Il sourit légèrement.

– C'est simplement que je me posais la même question que toi.

– Tu veux dire que...

– Je me demandais si tu avais pensé à moi pendant ces quelques jours.

– Oui, un peu.

– Un peu ?

– De temps en temps.

Un petit sourire crispé déforme ses traits, mais il ne répond pas. Sait-il que je mens ? Est-il déçu que je ne pose pas ma tête sur son épaule pour lui signifier à quel point je suis heureuse de le retrouver ? S'amuse-t-il de ce que mon nez ne s'allonge pas ?

Je n'ai pas le loisir d'y réfléchir plus avant. John vient d'immobiliser la Porsche le long du trottoir, à proximité d'une zone de bâtiments ultramodernes. Il coupe le contact, attrape un foulard de soie posé sur l'un des sièges arrière et se penche vers moi. Son parfum m'envahit. Ça me manquait...

– Tu permets ? demande-t-il sans pour autant attendre ma réponse.

C'est sûrement une habitude chez lui de proposer avant de disposer dans la foulée comme si c'était une évidence. Toujours est-il que je ne tarde pas à me retrouver les yeux bandés par le foulard. Je songe à protester, à lui prouver mon caractère indépendant... mais la curiosité l'emporte.

Où m'emmène-t-il ?

Il m'aide à sortir de la voiture, saisit délicatement ma main et m'entraîne à sa suite.

– À quoi tu joues, John ?

– Sois patiente, répond-il.

J'entends une porte grincer, puis nous traversons ce qui me semble être un couloir. Une autre porte s'ouvre dans un bruit feutré, puis John s'arrête et me libère de l'entrave de soie. J'écarquille les yeux, m'accoutume à la lumière blanche de ces lieux. Tout est immaculé, les murs, le carrelage, le plafond.

Des machines qui ressemblent à de gros ordinateurs sont disposées sur de longs pupitres où officient deux techniciens. Derrière eux, j'aperçois des sortes de portiques.

– On se croirait dans un décor de science-fiction, lâché-je. J'espère que tu n'as pas décidé de me cryogéniser.
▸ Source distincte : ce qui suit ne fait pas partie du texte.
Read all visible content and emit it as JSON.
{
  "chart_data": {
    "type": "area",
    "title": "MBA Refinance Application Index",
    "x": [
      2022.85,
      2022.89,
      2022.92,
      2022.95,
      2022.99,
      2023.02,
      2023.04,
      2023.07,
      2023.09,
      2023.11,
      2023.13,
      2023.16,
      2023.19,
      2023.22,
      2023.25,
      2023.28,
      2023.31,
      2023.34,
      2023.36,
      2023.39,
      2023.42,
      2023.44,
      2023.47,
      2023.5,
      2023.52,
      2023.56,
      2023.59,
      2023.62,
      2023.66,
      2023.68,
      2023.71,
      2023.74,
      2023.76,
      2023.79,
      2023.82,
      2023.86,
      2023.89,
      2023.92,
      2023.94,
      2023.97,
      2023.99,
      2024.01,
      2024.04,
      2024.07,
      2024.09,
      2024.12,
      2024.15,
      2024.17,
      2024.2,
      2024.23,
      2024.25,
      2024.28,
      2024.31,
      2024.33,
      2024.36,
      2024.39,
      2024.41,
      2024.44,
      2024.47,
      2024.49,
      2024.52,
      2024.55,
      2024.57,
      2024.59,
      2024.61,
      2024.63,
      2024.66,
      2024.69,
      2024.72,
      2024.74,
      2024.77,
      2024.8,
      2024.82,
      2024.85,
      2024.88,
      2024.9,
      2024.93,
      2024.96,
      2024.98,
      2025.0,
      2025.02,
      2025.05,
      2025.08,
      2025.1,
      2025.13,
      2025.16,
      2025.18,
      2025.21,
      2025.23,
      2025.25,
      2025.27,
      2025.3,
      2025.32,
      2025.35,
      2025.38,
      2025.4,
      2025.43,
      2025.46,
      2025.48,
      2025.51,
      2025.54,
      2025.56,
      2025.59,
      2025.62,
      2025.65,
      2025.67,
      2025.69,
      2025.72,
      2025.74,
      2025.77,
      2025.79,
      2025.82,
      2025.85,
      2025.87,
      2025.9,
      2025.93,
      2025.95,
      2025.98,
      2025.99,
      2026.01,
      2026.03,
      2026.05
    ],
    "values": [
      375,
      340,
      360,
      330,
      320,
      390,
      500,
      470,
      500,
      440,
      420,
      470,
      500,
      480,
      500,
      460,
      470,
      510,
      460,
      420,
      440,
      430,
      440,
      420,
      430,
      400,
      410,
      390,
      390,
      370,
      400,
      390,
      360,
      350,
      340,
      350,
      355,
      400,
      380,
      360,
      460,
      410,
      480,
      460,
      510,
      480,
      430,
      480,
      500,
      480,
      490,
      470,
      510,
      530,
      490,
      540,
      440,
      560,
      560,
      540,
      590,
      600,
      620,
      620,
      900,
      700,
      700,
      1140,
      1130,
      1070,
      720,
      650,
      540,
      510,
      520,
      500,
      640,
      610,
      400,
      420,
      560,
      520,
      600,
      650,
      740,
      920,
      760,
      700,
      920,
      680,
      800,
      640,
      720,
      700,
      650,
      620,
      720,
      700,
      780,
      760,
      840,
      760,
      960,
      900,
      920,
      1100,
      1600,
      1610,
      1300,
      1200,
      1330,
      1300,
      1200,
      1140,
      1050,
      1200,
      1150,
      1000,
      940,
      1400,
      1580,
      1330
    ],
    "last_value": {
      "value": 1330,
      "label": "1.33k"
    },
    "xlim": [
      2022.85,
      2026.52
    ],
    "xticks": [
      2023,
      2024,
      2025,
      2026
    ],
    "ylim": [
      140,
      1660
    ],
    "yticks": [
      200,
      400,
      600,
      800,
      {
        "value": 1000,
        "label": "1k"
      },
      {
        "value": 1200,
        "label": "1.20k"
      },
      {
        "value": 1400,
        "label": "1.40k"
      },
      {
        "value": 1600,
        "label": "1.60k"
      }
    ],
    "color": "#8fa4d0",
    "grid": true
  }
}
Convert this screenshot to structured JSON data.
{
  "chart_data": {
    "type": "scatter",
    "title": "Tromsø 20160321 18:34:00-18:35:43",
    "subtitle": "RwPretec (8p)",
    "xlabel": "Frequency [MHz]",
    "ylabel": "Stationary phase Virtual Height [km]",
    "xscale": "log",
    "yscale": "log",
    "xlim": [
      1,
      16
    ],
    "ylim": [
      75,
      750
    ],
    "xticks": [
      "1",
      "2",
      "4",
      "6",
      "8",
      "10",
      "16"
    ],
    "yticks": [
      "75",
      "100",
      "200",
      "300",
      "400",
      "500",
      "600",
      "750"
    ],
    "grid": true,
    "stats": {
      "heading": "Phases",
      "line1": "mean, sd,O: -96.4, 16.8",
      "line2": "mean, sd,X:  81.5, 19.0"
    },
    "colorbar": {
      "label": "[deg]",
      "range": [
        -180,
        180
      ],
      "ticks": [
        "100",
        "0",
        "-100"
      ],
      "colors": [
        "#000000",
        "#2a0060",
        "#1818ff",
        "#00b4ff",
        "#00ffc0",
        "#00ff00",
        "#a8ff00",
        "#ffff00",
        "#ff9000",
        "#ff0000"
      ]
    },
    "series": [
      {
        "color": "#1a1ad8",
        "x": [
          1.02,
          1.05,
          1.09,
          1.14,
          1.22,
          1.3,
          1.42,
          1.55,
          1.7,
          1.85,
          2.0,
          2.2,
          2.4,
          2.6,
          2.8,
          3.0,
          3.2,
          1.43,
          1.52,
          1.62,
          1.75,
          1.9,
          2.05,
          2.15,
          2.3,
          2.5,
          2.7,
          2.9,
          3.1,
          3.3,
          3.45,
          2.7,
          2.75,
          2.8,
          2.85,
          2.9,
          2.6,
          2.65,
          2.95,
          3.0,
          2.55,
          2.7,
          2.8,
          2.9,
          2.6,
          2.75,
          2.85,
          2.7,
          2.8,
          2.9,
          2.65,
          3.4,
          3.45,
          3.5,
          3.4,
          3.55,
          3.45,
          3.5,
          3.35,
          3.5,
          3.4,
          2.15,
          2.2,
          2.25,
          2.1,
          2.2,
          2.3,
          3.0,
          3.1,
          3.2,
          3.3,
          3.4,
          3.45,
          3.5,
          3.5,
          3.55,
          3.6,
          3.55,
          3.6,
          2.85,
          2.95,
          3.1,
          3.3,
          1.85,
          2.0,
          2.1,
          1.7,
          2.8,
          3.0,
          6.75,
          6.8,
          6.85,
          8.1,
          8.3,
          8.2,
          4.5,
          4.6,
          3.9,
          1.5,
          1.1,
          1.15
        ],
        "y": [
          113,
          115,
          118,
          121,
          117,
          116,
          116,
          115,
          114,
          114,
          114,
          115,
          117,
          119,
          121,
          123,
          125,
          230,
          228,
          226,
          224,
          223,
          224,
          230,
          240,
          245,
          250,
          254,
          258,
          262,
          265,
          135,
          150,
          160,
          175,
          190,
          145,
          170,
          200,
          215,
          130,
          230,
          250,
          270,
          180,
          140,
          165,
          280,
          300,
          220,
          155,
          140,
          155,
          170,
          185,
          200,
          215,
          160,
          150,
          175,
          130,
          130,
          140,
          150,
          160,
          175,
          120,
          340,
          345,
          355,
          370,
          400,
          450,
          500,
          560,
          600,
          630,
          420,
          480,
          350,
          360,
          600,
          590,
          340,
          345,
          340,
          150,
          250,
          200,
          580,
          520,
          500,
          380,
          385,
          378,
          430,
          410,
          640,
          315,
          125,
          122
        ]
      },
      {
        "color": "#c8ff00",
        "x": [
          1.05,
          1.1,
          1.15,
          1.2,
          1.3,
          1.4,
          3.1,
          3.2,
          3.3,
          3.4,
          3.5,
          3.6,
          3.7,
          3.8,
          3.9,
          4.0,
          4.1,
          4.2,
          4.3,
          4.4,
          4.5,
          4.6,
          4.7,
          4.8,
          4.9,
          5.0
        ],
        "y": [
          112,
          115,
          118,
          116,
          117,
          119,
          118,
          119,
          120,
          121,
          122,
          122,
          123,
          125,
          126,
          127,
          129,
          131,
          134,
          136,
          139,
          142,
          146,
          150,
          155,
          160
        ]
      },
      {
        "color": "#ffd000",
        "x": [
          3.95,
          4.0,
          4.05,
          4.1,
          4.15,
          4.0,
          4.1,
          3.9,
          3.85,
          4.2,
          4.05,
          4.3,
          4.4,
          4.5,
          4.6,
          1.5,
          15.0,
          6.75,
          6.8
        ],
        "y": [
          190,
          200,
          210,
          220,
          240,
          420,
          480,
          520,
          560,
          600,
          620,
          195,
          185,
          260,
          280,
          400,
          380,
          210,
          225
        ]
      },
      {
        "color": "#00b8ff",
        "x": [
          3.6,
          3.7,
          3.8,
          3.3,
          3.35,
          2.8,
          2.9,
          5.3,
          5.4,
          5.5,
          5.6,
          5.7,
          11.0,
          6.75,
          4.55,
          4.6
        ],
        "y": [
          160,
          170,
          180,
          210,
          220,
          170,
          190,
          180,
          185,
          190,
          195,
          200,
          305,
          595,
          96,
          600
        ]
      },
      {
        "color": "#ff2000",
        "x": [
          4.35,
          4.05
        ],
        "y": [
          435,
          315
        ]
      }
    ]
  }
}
John laisse échapper un petit rire, avant de reprendre ma main pour me conduire vers les pupitres. L'un des techniciens dont le badge indique qu'il se prénomme Eddy fait pivoter un moniteur sous mes yeux. J'y découvre des photos de paysages, classées par numéros.

– Choisis, Alexandra, propose John avec douceur.

– Comment ça, choisir ?

– Ton saut, le décor de ton saut, l'endroit où tu aimerais atterrir.

Il approche son index de l'écran tactile et fait défiler des images.

– Nous sommes dans une salle de simulation, précise-t-il. À la différence d'une soufflerie où tu éprouves simplement la sensation de flotter dans l'air, ces portiques permettent de vivre de A à Z un saut en parachute. Tu peux expérimenter les moindres étapes de la chute libre, traverser les nuages ou l'azur, voler de nuit ou de jour et décider de la zone de ton atterrissage.

– C'est un truc de fou ! m'exclamé-je en pointant mon doigt sur une image. Celle-ci.